Kadınlar “erbane” kültürünü yaşatmak istiyor: İnsanlar, bu çalgı ile yeniden kendini buldu

Anadolu’nun binlerce yıllık kadim çalgılardan biri olan erbane kültürü, tüm zorluklara rağmen kadınlar tarafından yaşatılmaya çalışılıyor

Fotoğraf: Independen Türkçe

Binlerce yıllık bir geçmişe sahip olan erbane, Anadolu ve Mezopotamya’da kullanılan vurmalı bir çalgı olarak biliniyor.

Bu çalgı, Anadolu ve Mezopotamya’da “def” veya “erbane” gibi isimler alıyor, birçok kültürün ve inancın kendini ifade ettiği araçlarından biri olarak biliniyor. 

Yüzyıllar boyunca erbaneler zikir, düğün, cenaze, şenlik, yas, savaş ve barış gibi durumlarda kullanılmış; korku ve hastalıklara çare bulduğu düşünülmüştür.

Bir dönem hemen hemen her evde mutlaka olması gereken çalgıların başında olan erbane, bugün yok olmakla karşı karşıya.

Kadınlar, unutulmaya yüz tutmuş, binlerce yıllık erbane kültürüne bugün sahip çıkılarak, bu kültürü devam ettirilmeye çalışılıyor.

"İnsanlar, erbane ile yeniden kendini buldu"

Kadının renkliliğini ve doğanın tüm güzelliğini erbane ile yeniden yaşatmak istediklerini belirten “Jin Jiyan Erbane” (Kadın Yaşam Erbane) grubu kurucusu ve eğitmeni Jiyan Tekçe, Hakkarili 12 kadın ile 7 yıl önce grubu kurduklarını söyledi.  
 

erbane (Jiyan Tekçe) (2).jpg
Jiyan Tekçe / Fotoğraf: Independen Türkçe


Kurulan erbane grubu, kadınların acılarını ve sevinçlerini ile doğanın sesini birleştirdiğini belirten Tekçe, “İnsanlar, erbane ile yeniden kendini buldu. Binlerce yıllık kadim erbane kültürü yeniden doğdu. Hakkari’de kadınlarla yeniden yaşam bulan bu kültür, kısa sürede yoğun ilgi gördü. 'Jin Jiyan Erbane' grubu olarak bu süre zarfında kurslar açtık, birçok kişiye erbane eğitimi verdik. Özellikle kadınlar tarafından yoğun ilgi gördü” dedi. 
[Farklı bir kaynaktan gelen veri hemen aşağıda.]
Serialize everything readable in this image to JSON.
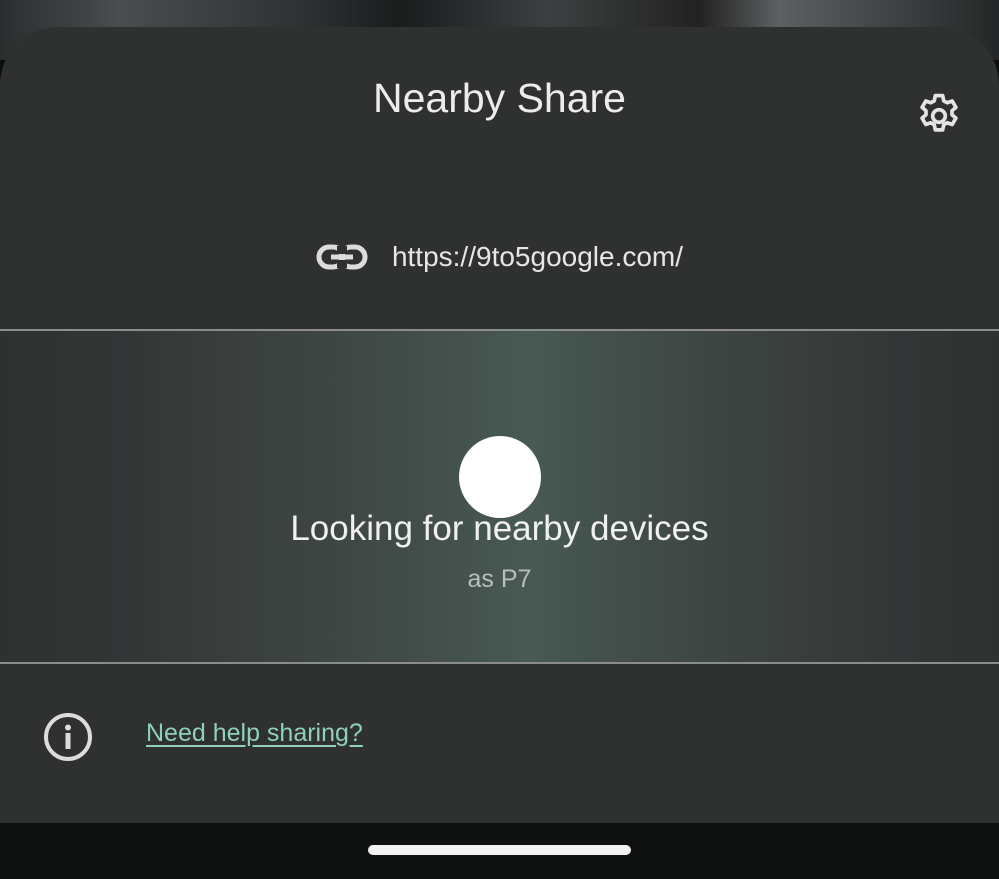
{
  "sheet": {
    "title": "Nearby Share",
    "settings_icon": "gear-icon"
  },
  "share_item": {
    "icon": "link-icon",
    "url": "https://9to5google.com/"
  },
  "scan": {
    "status": "Looking for nearby devices",
    "device_name": "as P7"
  },
  "help": {
    "icon": "info-icon",
    "link_label": "Need help sharing?"
  },
  "colors": {
    "sheet_bg": "#2f3030",
    "accent_link": "#8fd0bd",
    "scan_glow": "#485954"
  }
}
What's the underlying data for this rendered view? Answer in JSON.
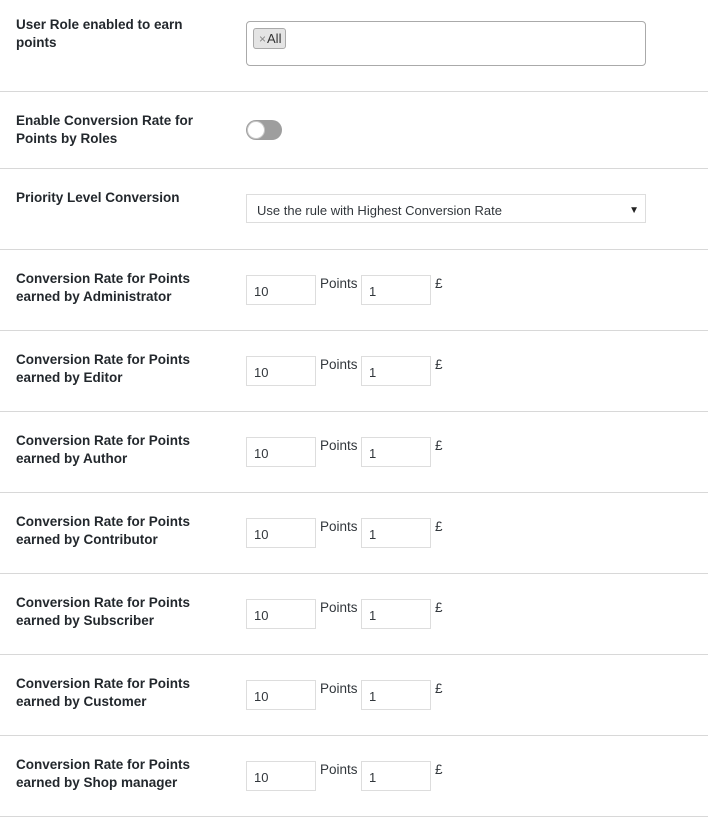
{
  "user_role": {
    "label": "User Role enabled to earn points",
    "tag_remove": "×",
    "tag_value": "All"
  },
  "enable_roles": {
    "label": "Enable Conversion Rate for Points by Roles",
    "enabled": false
  },
  "priority": {
    "label": "Priority Level Conversion",
    "selected": "Use the rule with Highest Conversion Rate",
    "caret": "▼"
  },
  "rates": [
    {
      "label": "Conversion Rate for Points earned by Administrator",
      "points": "10",
      "points_unit": "Points",
      "currency_value": "1",
      "currency_symbol": "£"
    },
    {
      "label": "Conversion Rate for Points earned by Editor",
      "points": "10",
      "points_unit": "Points",
      "currency_value": "1",
      "currency_symbol": "£"
    },
    {
      "label": "Conversion Rate for Points earned by Author",
      "points": "10",
      "points_unit": "Points",
      "currency_value": "1",
      "currency_symbol": "£"
    },
    {
      "label": "Conversion Rate for Points earned by Contributor",
      "points": "10",
      "points_unit": "Points",
      "currency_value": "1",
      "currency_symbol": "£"
    },
    {
      "label": "Conversion Rate for Points earned by Subscriber",
      "points": "10",
      "points_unit": "Points",
      "currency_value": "1",
      "currency_symbol": "£"
    },
    {
      "label": "Conversion Rate for Points earned by Customer",
      "points": "10",
      "points_unit": "Points",
      "currency_value": "1",
      "currency_symbol": "£"
    },
    {
      "label": "Conversion Rate for Points earned by Shop manager",
      "points": "10",
      "points_unit": "Points",
      "currency_value": "1",
      "currency_symbol": "£"
    }
  ]
}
"Erbane ile halk arasında çok güçlü bir bağ var"

Günümüzde erbane kültürünün yok olmakla yüz yüze kaldığını söyleyen Tekçe, “Bu kültürün bir özelliliği de eski destanları, aşkları, doğayı yeniden yaşama katmaktır. Bizde yaşlılarımızdan dinlediğimiz destan ve hikayeleri yeniden besteleyerek, yeniden yaşama kattık” diye konuştu. 
 

erbane (Jiyan Tekçe) (3).jpg
Jiyan Tekçe / Fotoğraf: Independen Türkçe​​​​​​​


"Doğa ile iç içe yaşayan bir kent olan Hakkari’nin erbanesiz olması imkansızdı" diyen Tekçe, şunları söyledi: 

Biz de kurduğumuz 'Jin Jiyan Erbane' grubunu tüm imkansızlıklarla birlikte yaşatmak istiyorduk. Bu amaçla zor şartlarda bu kültürü yaşatmaya çalıştık. Yaptığımız bu çalışma ile erbane ile halk arasındaki bu çok güçlü bağ oluştu.


Hakkari’de ilk kadın “erbane” grubu

Çok zor şartlarda, maddi imkansızlıklar da kurdukları bu grubunu halk tarafından sahiplendiğini dile getiren Tekçe, 2013 yılında Feqiye Teyran Kültür Merkezi'nde açılan “Jin Jiyan Erbane” grubunun açılışından itibaren yoğun ilgi gördüğünü belirtti ve ekledi: 

Bu ilgiden dolayı kurslar açtık. Açtığımız kurslara yediden yetmişe, her meslekten insanlar yoğun ilgi gösterdi. 12 kadın olarak kurduğumuz bu grup, kısa sürede büyük başarılara imza attı. Grubumuz kısa sürede birçok konser verdi. Bizim bu grubumuz Hakkari’de ilk kadın erbane grubu olması açısından da çok önemliydi. 2 yıl boyunca Hakkari’de ve il dışında birçok sahneye çıktık. Hakkari’de ilk defa kadınlar tarafından böyle grubun kurulması nedeniyle yoğun ilgi gördü. Biz de unutulmaya yüz tutmuş bir kültürü halkın desteğiyle yaşatmaya çalıştık.